At most fairs, nearly all the booths look just about the same: a series of white walls with paintings hanging on them, some with sculptures in the center. This is certainly not the formula used by LA’s Parker Gallery, whose booth looks and feels like no other at Frieze. Gallery artist Marley Freeman is showing a series of new paintings, drawing inspiration from Textile Artifacts, an antique textile dealership in LA’s Mid-City neighborhood founded by her father, Paul, in 1990. She and her brother, Jordan, are now involved in the business, which has lent antique textiles and produced replicas for over 100 movies.
For this installation, the Freemans together selected some of their most beloved textiles, which are exhibited hanging, flush from the top of the booth wall. The textiles were made between the 1880s and the 1980s, and were primarily sourced from Europe and New England. Atop these textiles, Marley is showing her abstract paintings. They feature layers of paint in different opacities, give them an illusion of movement that’s amplified by the patterning of the tapestries behind these works.

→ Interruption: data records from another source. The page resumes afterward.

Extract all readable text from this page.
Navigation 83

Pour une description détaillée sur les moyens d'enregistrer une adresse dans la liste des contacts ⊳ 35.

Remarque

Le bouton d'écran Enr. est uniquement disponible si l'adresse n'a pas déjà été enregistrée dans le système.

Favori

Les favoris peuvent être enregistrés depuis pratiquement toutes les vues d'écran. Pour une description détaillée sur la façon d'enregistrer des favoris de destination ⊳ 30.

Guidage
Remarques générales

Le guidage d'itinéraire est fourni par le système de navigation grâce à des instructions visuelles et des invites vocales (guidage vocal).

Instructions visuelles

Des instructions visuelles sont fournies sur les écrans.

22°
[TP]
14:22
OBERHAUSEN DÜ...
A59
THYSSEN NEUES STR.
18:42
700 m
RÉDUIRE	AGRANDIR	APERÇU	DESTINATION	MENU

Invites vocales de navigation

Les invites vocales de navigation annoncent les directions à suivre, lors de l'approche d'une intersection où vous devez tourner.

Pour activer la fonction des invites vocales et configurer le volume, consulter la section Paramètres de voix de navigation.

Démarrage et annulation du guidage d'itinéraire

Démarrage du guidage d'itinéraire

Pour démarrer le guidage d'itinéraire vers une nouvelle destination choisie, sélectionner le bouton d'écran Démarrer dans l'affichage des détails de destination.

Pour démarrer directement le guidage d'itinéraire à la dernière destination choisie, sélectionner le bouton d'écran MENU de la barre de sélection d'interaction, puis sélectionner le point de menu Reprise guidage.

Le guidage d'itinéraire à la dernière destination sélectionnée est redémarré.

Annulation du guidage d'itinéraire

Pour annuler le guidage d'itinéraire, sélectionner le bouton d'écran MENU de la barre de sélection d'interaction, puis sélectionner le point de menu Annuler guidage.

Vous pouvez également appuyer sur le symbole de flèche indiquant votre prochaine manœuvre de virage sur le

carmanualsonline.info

Paul started collecting textiles in 1979 and eventually began selling them. Over the course of his career, he was a regular at the Brimfield Antique Flea Market in Massachusetts, the country’s largest flea market, and starting in the ’90s, he did several European trade shows a year. “For 15 years, I was on the treadmill,” he told ARTnews during the VIP preview. An art fair is a trade show all the same, after all, and Paul seemed at home as he worked the booth. Paper receipt pad in hand, he was making sales during the first hour.